Social networks have loosely fit this model from the first bulletin boards through Facebook today. They produce a lot of private value for their members but little for owners. At a social level, these networks enrich knowledge, friendships and overall market (friendship and dating are markets too) efficiency. The problem for owners is capturing value: social networks are inexpensive to operate and anyone who tries to charge users in proportion to benefits will be competed away. This tends to lead to low levels of investment and innovation over time: the decline of Friendster may be a good example. 

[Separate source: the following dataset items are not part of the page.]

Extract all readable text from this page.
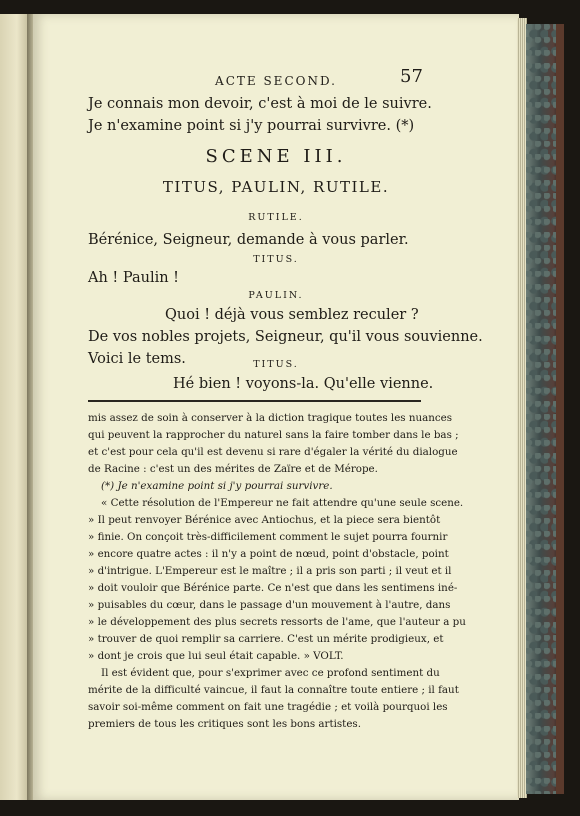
ACTE SECOND.	57
Je connais mon devoir, c'est à moi de le suivre.
Je n'examine point si j'y pourrai survivre. (*)
SCENE III.
TITUS, PAULIN, RUTILE.
RUTILE.
Bérénice, Seigneur, demande à vous parler.
TITUS.
Ah ! Paulin !
PAULIN.
Quoi ! déjà vous semblez reculer ?
De vos nobles projets, Seigneur, qu'il vous souvienne.
Voici le tems.	TITUS.
Hé bien ! voyons-la. Qu'elle vienne.
mis assez de soin à conserver à la diction tragique toutes les nuances
qui peuvent la rapprocher du naturel sans la faire tomber dans le bas ;
et c'est pour cela qu'il est devenu si rare d'égaler la vérité du dialogue
de Racine : c'est un des mérites de Zaïre et de Mérope.
(*) Je n'examine point si j'y pourrai survivre.
« Cette résolution de l'Empereur ne fait attendre qu'une seule scene.
» Il peut renvoyer Bérénice avec Antiochus, et la piece sera bientôt
» finie. On conçoit très-difficilement comment le sujet pourra fournir
» encore quatre actes : il n'y a point de nœud, point d'obstacle, point
» d'intrigue. L'Empereur est le maître ; il a pris son parti ; il veut et il
» doit vouloir que Bérénice parte. Ce n'est que dans les sentimens iné-
» puisables du cœur, dans le passage d'un mouvement à l'autre, dans
» le développement des plus secrets ressorts de l'ame, que l'auteur a pu
» trouver de quoi remplir sa carriere. C'est un mérite prodigieux, et
» dont je crois que lui seul était capable. » VOLT.
Il est évident que, pour s'exprimer avec ce profond sentiment du
mérite de la difficulté vaincue, il faut la connaître toute entiere ; il faut
savoir soi-même comment on fait une tragédie ; et voilà pourquoi les
premiers de tous les critiques sont les bons artistes.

Because of the social benefits, I think there’s a case for investing in social networking infrastructure. The question is what specific projects would produce the social benefits in excess of private? This is tricky. For instance, a better advertising system would benefit Facebook privately, but it would also enable them to capture more value which would spill-over into greater social benefits. There are both social and private benefits to most investments. We need to find the projects which at some point Facebook will stop investing because they do not produce private benefits, even though they produce social ones.

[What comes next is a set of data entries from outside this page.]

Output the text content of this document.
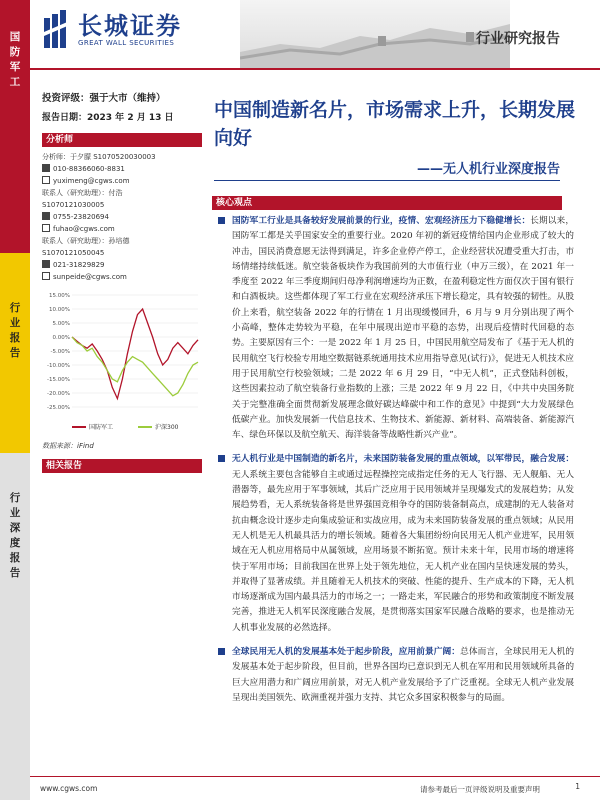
国防军工
行业报告
行业深度报告
长城证券
GREAT WALL SECURITIES	行业研究报告
投资评级：强于大市（维持）
报告日期：2023 年 2 月 13 日
分析师
分析师：于夕朦 S1070520030003
010-88366060-8831
yuximeng@cgws.com
联系人（研究助理）：付浩
S1070121030005
0755-23820694
fuhao@cgws.com
联系人（研究助理）：孙培德
S1070121050045
021-31829829
sunpeide@cgws.com
15.00%
10.00%
5.00%
0.00%
-5.00%
-10.00%
-15.00%
-20.00%
-25.00%
国防军工	沪深300
数据来源：iFind
相关报告
中国制造新名片，市场需求上升，长期发展向好
——无人机行业深度报告
核心观点
国防军工行业是具备较好发展前景的行业，疫情、宏观经济压力下稳健增长：长期以来，国防军工都是关乎国家安全的重要行业。2020 年初的新冠疫情给国内企业形成了较大的冲击，国民消费意愿无法得到满足，许多企业停产停工，企业经营状况遭受重大打击，市场情绪持续低迷。航空装备板块作为我国前列的大市值行业（申万三级），在 2021 年一季度至 2022 年三季度期间归母净利润增速均为正数，在盈利稳定性方面仅次于国有银行和白酒板块。这些都体现了军工行业在宏观经济承压下增长稳定，具有较强的韧性。从股价上来看，航空装备 2022 年的行情在 1 月出现缓慢回升，6 月与 9 月分别出现了两个小高峰，整体走势较为平稳，在年中展现出逆市平稳的态势，出现后疫情时代回稳的态势。主要原因有三个：一是 2022 年 1 月 25 日，中国民用航空局发布了《基于无人机的民用航空飞行校验专用地空数据链系统通用技术应用指导意见(试行)》，促进无人机技术应用于民用航空行校验领域；二是 2022 年 6 月 29 日，“中无人机”，正式登陆科创板，这些因素拉动了航空装备行业指数的上涨；三是 2022 年 9 月 22 日，《中共中央国务院关于完整准确全面贯彻新发展理念做好碳达峰碳中和工作的意见》中提到“大力发展绿色低碳产业。加快发展新一代信息技术、生物技术、新能源、新材料、高端装备、新能源汽车、绿色环保以及航空航天、海洋装备等战略性新兴产业”。
无人机行业是中国制造的新名片，未来国防装备发展的重点领域，以军带民，融合发展：无人系统主要包含能够自主或通过远程操控完成指定任务的无人飞行器、无人舰船、无人潜器等，最先应用于军事领域，其后广泛应用于民用领域并呈现爆发式的发展趋势；从发展趋势看，无人系统装备将是世界强国竞相争夺的国防装备制高点，成建制的无人装备对抗由概念设计逐步走向集成验证和实战应用，成为未来国防装备发展的重点领域；从民用无人机是无人机最具活力的增长领域。随着各大集团纷纷向民用无人机产业进军，民用领域在无人机应用格局中从属领域，应用场景不断拓宽。预计未来十年，民用市场的增速将快于军用市场；目前我国在世界上处于领先地位，无人机产业在国内呈快速发展的势头，并取得了显著成绩。并且随着无人机技术的突破、性能的提升、生产成本的下降，无人机市场逐渐成为国内最具活力的市场之一；一路走来，军民融合的形势和政策制度不断发展完善，推进无人机军民深度融合发展，是贯彻落实国家军民融合战略的要求，也是推动无人机事业发展的必然选择。
全球民用无人机的发展基本处于起步阶段，应用前景广阔：总体而言，全球民用无人机的发展基本处于起步阶段，但目前，世界各国均已意识到无人机在军用和民用领域所具备的巨大应用潜力和广阔应用前景，对无人机产业发展给予了广泛重视。全球无人机产业发展呈现出美国领先、欧洲重视并强力支持、其它众多国家积极参与的局面。
www.cgws.com	请参考最后一页评级说明及重要声明	1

Worthwhile projects could include: 

  •  Expand Facebook activity amongst US-based population: Facebook is making most of its investments internationally where its core 18-35 year old, well educated audience can be tapped. In the US, its penetration rate is about 20%. However, there would be social benefits to increasing adoption of Facebook amongst older, less-educated and minority demographics in the United States. The US government could fund a program whose payouts are contingent upon Facebook gaining adoption in these groups.
     
  • Enhance Facebook functionality to support greater democratic engagement. The influence of Facebook in the 2008 election was immense.  I can imagine great social benefits, for instance, of receiving activity streams of one’s local member of Congress (so-and-so voted Nay on proposed bill) or being able to signal your political positions to local Congresspeople right on Facebook. These produce social benefits, but aren’t likely at the top of Facebook’s private investment list.
     
  • Fund Facebook’s development of free tools which enable local public schools and services to join and communicate with social networks. In most climates, these tools could be privately supplied. But in today’s economic climate, local schools and services are halting technology investments across the board. A good solution is for the federal government to subsidize both the development and marketing of these tools.

Of course, in these proposals the government is picking Facebook as a platform over MySpace, Live, Bebo. This raises fairness issues, but there’s no reason to believe that the government should have to invest in every social network. It has the responsibility to invest in projects which offer the greatest social returns per $.